Well, my month has gotten off to an interesting start. A part of me expected that any sort of confrontation with anyone would be far off from day one... that it would just be too unlucky to actually have to engage in the not-giving-of-f#cks so close to the start of my experiment.

As one might guess from the above phrasing, I was wrong.


As I made my walk in to downtown this morning, I passed the local beverage redemption center, and lo and behold- to my absolute delight! (not) - there was the older man who had so kindly occupied my previous week's lunch break with his inappropriate comments and winking. 

To my (kind of?) surprise, he smiled at me and loudly asked:

"How are you doin' this morning, sweetie?"

I then, very much against my initial urge to just smile and keep walking, kept my face fixed firm in an obvious frown, looked him dead in the eye to convey this not-happiness, and continued walking on my path.

"Geez, I guess someone has a bad attitude today!"


Wow.  I felt myself bubble over internally with anger pretty much the entire rest of my morning.
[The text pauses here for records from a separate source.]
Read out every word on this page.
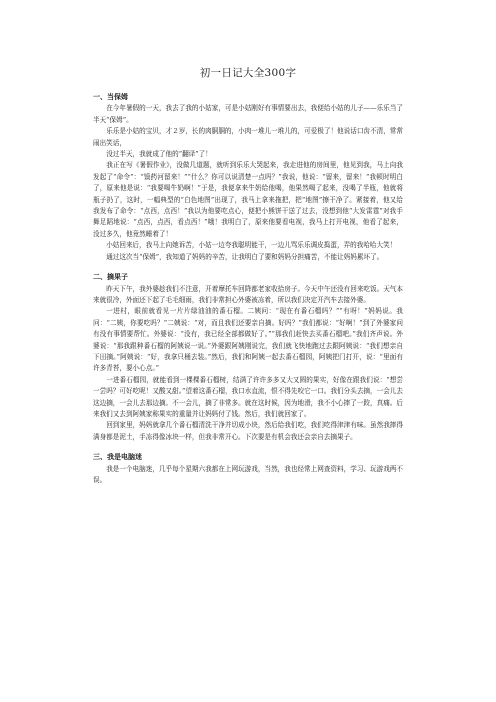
初一日记大全300字

一、当保姆

在今年暑假的一天，我去了我的小姑家，可是小姑刚好有事情要出去，我便给小姑的儿子——乐乐当了半天“保姆”。

乐乐是小姑的宝贝，才２岁，长的肉胴胴的，小肉一堆儿一堆儿的，可爱极了！他说话口齿不清，常常闹出笑话，

没过半天，我就成了他的“翻译”了！

我正在写《暑假作业》，没做几道题，就听到乐乐大哭起来，我走进他的房间里，他见到我，马上向我发起了“命令”：“馍药河留来！”“什么？你可以说清楚一点吗？”我说，他说：“留来，留来！”我顿时明白了，原来他是说：“我要喝牛奶啊！”于是，我便拿来牛奶给他喝，他果然喝了起来，没喝了半瓶，他就将瓶子扔了，这时，一幅典型的“白色地图”出现了，我马上拿来拖把，把“地图”擦干净了。紧接着，他又给我发布了命令：“点西，点西！”我以为他要吃点心，便把小熊饼干送了过去，没想到他“大发雷霆”对我手舞足蹈地说：“点西，点西，看点西！”哦！我明白了，原来他要看电视，我马上打开电视，他看了起来，没过多久，他竟然睡着了！

小姑回来后，我马上向她诉苦，小姑一边夸我聪明能干，一边儿骂乐乐调皮捣蛋，弄的我哈哈大笑！

通过这次当“保姆”，我知道了妈妈的辛苦，让我明白了要和妈妈分担痛苦，不能让妈妈累坏了。

二、摘果子

昨天下午，我外婆趁我们不注意，开着摩托车回降都老家收拾房子。今天中午还没有回来吃饭。天气本来就很冷，外面还下起了毛毛细雨，我们非常担心外婆被冻着，所以我们决定开汽车去接外婆。

一进村，眼前就看见一片片绿油油的番石榴。二姨问：“现在有番石榴吗？”“有呀！”妈妈说。我问：“二姨，你要吃吗？”二姨说：“对，而且我们还要亲自摘。好吗？”我们都说：“好啊！”到了外婆家问有没有事情要帮忙。外婆说：“没有，我已经全部都做好了。”“那我们赶快去买番石榴吧。”我们齐声说。外婆说：“那我跟种番石榴的阿姨说一说。”外婆跟阿姨刚说完，我们就飞快地跑过去跟阿姨说：“我们想亲自下田摘。”阿姨说：“好，我拿只桶去装。”然后，我们和阿姨一起去番石榴园，阿姨把门打开，说：“里面有许多青苔，要小心点。”

一进番石榴园，就能看到一棵棵番石榴树，结满了许许多多又大又圆的果实，好像在跟我们说：“想尝一尝吗？可好吃呢！又酸又甜。”望着这番石榴，我口水直流，恨不得先咬它一口。我们分头去摘，一会儿去这边摘，一会儿去那边摘。不一会儿，摘了非常多。就在这时候，因为地滑，我不小心摔了一跤，真痛。后来我们又去到阿姨家称果实的重量并让妈妈付了钱。然后，我们就回家了。

回到家里，妈妈就拿几个番石榴清洗干净并切成小块，然后给我们吃，我们吃得津津有味。虽然我摔得满身都是泥土，手冻得像冰块一样，但我非常开心。下次要是有机会我还会亲自去摘果子。

三、我是电脑迷

我是一个电脑迷，几乎每个星期六我都在上网玩游戏，当然，我也经常上网查资料，学习、玩游戏两不误。
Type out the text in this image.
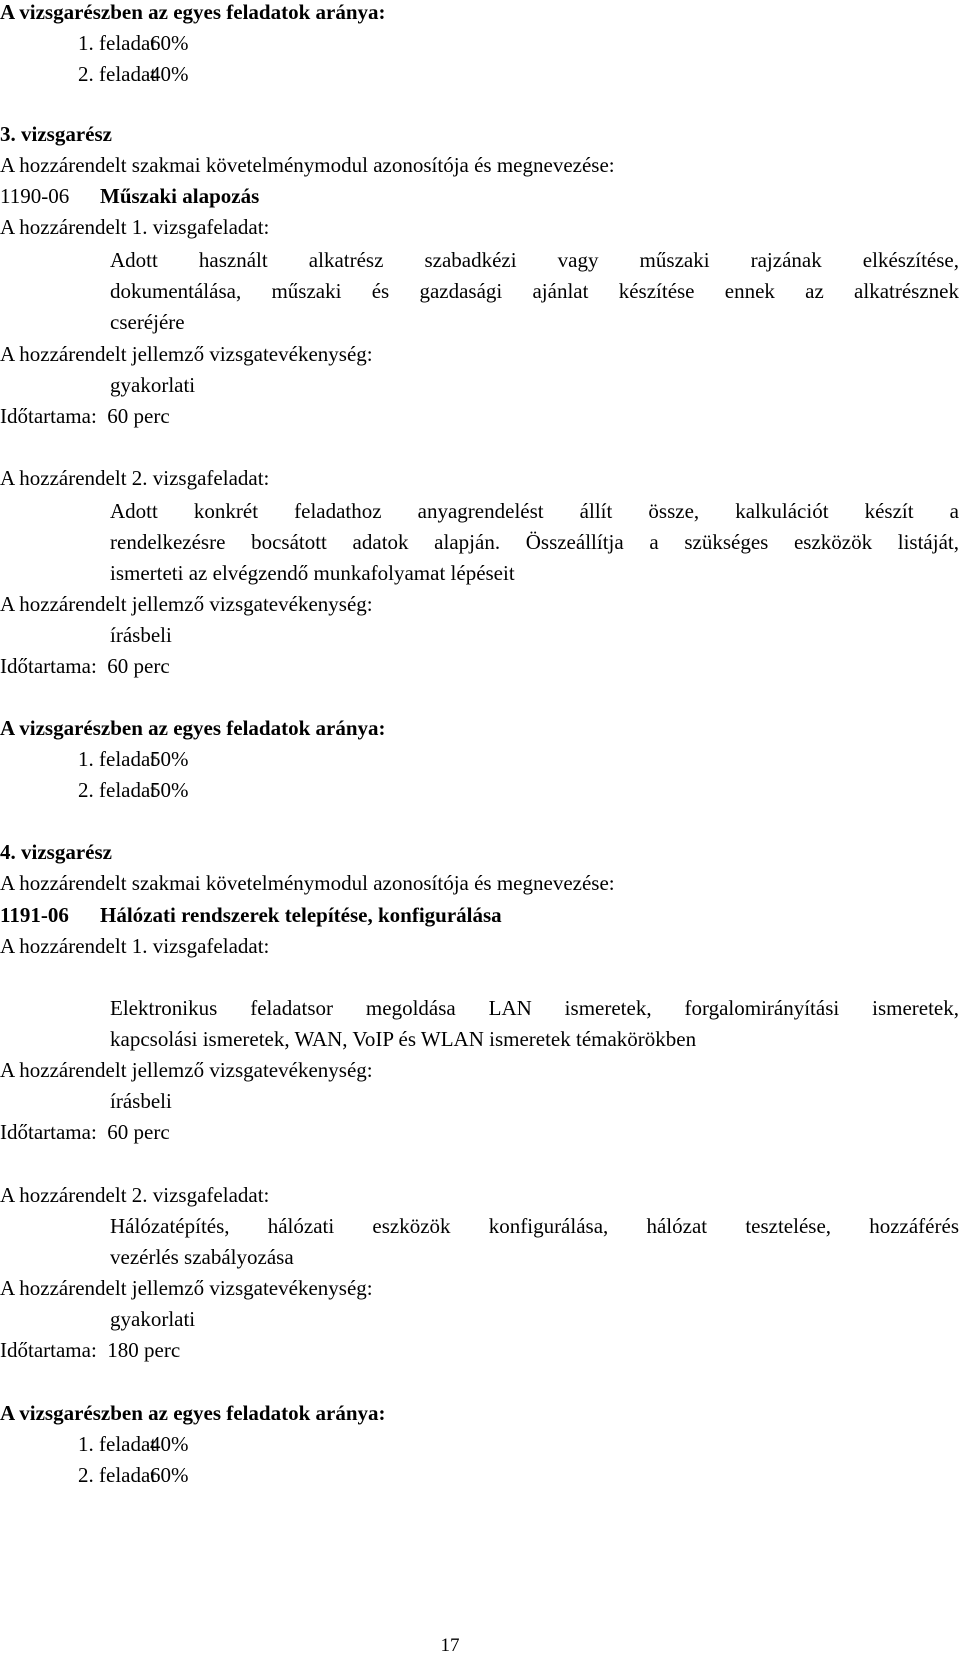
A vizsgarészben az egyes feladatok aránya:
1. feladat60%
2. feladat40%
3. vizsgarész
A hozzárendelt szakmai követelménymodul azonosítója és megnevezése:
1190-06 Műszaki alapozás
A hozzárendelt 1. vizsgafeladat:
Adott használt alkatrész szabadkézi vagy műszaki rajzának elkészítése,
dokumentálása, műszaki és gazdasági ajánlat készítése ennek az alkatrésznek
cseréjére
A hozzárendelt jellemző vizsgatevékenység:
gyakorlati
Időtartama: 60 perc
A hozzárendelt 2. vizsgafeladat:
Adott konkrét feladathoz anyagrendelést állít össze, kalkulációt készít a
rendelkezésre bocsátott adatok alapján. Összeállítja a szükséges eszközök listáját,
ismerteti az elvégzendő munkafolyamat lépéseit
A hozzárendelt jellemző vizsgatevékenység:
írásbeli
Időtartama: 60 perc
A vizsgarészben az egyes feladatok aránya:
1. feladat50%
2. feladat50%
4. vizsgarész
A hozzárendelt szakmai követelménymodul azonosítója és megnevezése:
1191-06 Hálózati rendszerek telepítése, konfigurálása
A hozzárendelt 1. vizsgafeladat:
Elektronikus feladatsor megoldása LAN ismeretek, forgalomirányítási ismeretek,
kapcsolási ismeretek, WAN, VoIP és WLAN ismeretek témakörökben
A hozzárendelt jellemző vizsgatevékenység:
írásbeli
Időtartama: 60 perc
A hozzárendelt 2. vizsgafeladat:
Hálózatépítés, hálózati eszközök konfigurálása, hálózat tesztelése, hozzáférés
vezérlés szabályozása
A hozzárendelt jellemző vizsgatevékenység:
gyakorlati
Időtartama: 180 perc
A vizsgarészben az egyes feladatok aránya:
1. feladat40%
2. feladat60%
17
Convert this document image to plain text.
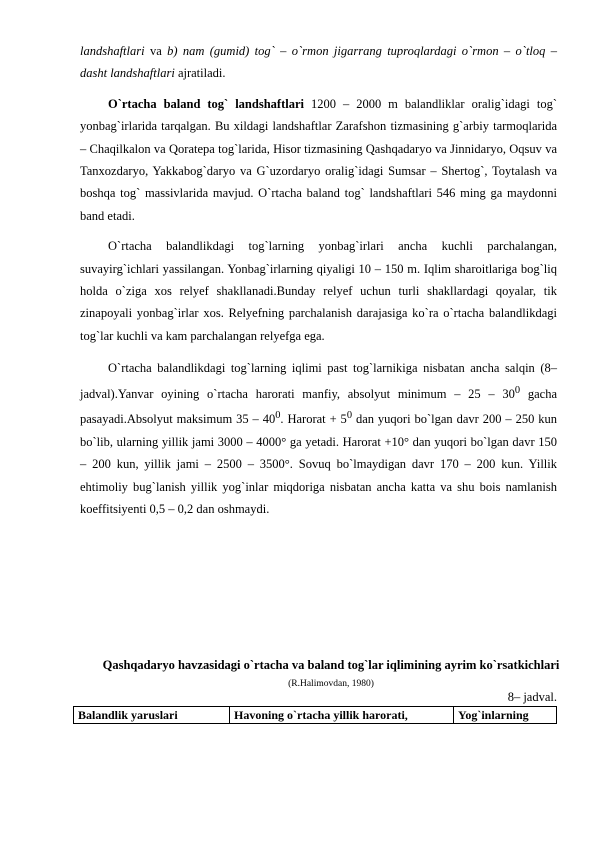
landshaftlari va b) nam (gumid) tog` – o`rmon jigarrang tuproqlardagi o`rmon – o`tloq – dasht landshaftlari ajratiladi.

O`rtacha baland tog` landshaftlari 1200 – 2000 m balandliklar oralig`idagi tog` yonbag`irlarida tarqalgan. Bu xildagi landshaftlar Zarafshon tizmasining g`arbiy tarmoqlarida – Chaqilkalon va Qoratepa tog`larida, Hisor tizmasining Qashqadaryo va Jinnidaryo, Oqsuv va Tanxozdaryo, Yakkabog`daryo va G`uzordaryo oralig`idagi Sumsar – Shertog`, Toytalash va boshqa tog` massivlarida mavjud. O`rtacha baland tog` landshaftlari 546 ming ga maydonni band etadi.

O`rtacha balandlikdagi tog`larning yonbag`irlari ancha kuchli parchalangan, suvayirg`ichlari yassilangan. Yonbag`irlarning qiyaligi 10 – 150 m. Iqlim sharoitlariga bog`liq holda o`ziga xos relyef shakllanadi.Bunday relyef uchun turli shakllardagi qoyalar, tik zinapoyali yonbag`irlar xos. Relyefning parchalanish darajasiga ko`ra o`rtacha balandlikdagi tog`lar kuchli va kam parchalangan relyefga ega.

O`rtacha balandlikdagi tog`larning iqlimi past tog`larnikiga nisbatan ancha salqin (8– jadval).Yanvar oyining o`rtacha harorati manfiy, absolyut minimum – $25 - 30^0$ gacha pasayadi.Absolyut maksimum $35 - 40^0$. Harorat + $5^0$ dan yuqori bo`lgan davr 200 – 250 kun bo`lib, ularning yillik jami 3000 – 4000° ga yetadi. Harorat +10° dan yuqori bo`lgan davr 150 – 200 kun, yillik jami – 2500 – 3500°. Sovuq bo`lmaydigan davr 170 – 200 kun. Yillik ehtimoliy bug`lanish yillik yog`inlar miqdoriga nisbatan ancha katta va shu bois namlanish koeffitsiyenti 0,5 – 0,2 dan oshmaydi.

Qashqadaryo havzasidagi o`rtacha va baland tog`lar iqlimining ayrim ko`rsatkichlari (R.Halimovdan, 1980)
8– jadval.
Balandlik yaruslari	Havoning o`rtacha yillik harorati,	Yog`inlarning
How dare he act as if I owe him any semblance of conversation? How is my attitude the fundamental issue here?

One main takeaway, however, was the strong feeling of nervousness I felt- like butterflies in my stomach- when I didn't smile.

It almost felt like I was breaking some kind of rule. I got the distinct sense that I was doing something "wrong"- or at the very least, that I was somehow being bad.

And here's the real kicker- this was all coming from me.

So, that's that. Day 1 and I think I'm starting to see that some of what's been stopping me...has been me.
 It is time to get rid of the nice-girl programming that's holding me back from helping myself, first.